BY Ian Dunn | January 12 | 0 COMMENTS print
Papal joy ahead of visit to Sri Lanka and the Philippines
Pope Francis anticipates his trip ahead of his departure tonight
Pope Francis has said he feels ‘joy’ at the prospect of beginning his trip to Sri Lanka and the Philippines this evening.
Speaking to an annual gathering of diplomats at the Vatican this morning the Pope said ‘this evening I will have the joy of setting off once more for Asia, to visit Sri Lanka and the Philippines as a sign of my interest and pastoral concern for the people of that vast continent’.

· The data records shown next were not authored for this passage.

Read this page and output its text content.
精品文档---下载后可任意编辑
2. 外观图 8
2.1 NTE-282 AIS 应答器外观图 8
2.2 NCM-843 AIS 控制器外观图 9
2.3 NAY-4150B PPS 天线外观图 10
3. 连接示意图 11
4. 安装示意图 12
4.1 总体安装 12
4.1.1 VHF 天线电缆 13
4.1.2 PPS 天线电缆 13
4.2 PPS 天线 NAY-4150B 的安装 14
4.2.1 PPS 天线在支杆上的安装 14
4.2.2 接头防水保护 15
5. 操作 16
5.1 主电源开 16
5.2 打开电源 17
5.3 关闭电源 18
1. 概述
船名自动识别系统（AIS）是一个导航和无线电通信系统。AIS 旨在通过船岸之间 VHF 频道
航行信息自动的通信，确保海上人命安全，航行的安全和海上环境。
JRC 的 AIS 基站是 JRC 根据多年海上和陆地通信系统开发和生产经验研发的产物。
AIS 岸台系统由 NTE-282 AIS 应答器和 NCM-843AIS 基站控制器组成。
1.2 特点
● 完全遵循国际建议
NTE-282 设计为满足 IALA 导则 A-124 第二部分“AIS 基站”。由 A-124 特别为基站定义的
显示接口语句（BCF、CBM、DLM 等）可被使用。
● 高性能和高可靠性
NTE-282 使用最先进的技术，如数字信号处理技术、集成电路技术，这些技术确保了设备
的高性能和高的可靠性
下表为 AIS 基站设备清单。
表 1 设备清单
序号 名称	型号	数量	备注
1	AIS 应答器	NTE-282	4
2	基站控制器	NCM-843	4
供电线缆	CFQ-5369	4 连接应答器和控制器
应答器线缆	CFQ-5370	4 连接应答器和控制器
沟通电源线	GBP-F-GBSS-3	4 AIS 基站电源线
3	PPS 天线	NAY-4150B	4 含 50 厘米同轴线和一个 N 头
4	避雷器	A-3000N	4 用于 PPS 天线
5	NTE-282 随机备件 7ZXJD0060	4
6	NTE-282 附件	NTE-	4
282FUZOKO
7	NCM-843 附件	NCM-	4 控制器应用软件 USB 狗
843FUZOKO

“To them and to their governments I wish to voice yet again the desire of the Holy See to offer its own contribution of service to the common good, to harmony and social concord,” he said. “In particular, I express my hope for a resumption of dialogue between the two Koreas, sister countries which speak the same language.”
The Pope will be welcomed in Sri Lanka tomorrow morning by the country’s new president, Maithripala Sirisena, who was only sworn in on Friday after beating the long-standing incumbent, Mahinda Rajapaksa.
During his three days in the country the Pope will canonise Sri Lanka’s first saint, Blessed Joseph Vaz, an Oratorian priest and missionary during the Dutch occupation of the 17th century on Wednesday at 8.30am (2.30am GMT).
He will also visit Sri Lanka’s most revered Marian shrine, the sanctuary of Our Lady of the Rosary at Madhu, in the north of the country later that day.
During his three days in the Philippines, meanwhile, the Pope will spend one day in Tacloban, the region devastated by typhoon Haiyan. He will have lunch with survivors and meet priests and religious at a cathedral wrecked by the typhoon.
In Manila Pope Francis will meet families whose members have been separated by economic migration and will address a gathering of young people.
The Pope is likely to draw millions of pilgrims during his trip. When St John Paul II visited the Philippines in 1995 his final Mass was attended by five million people.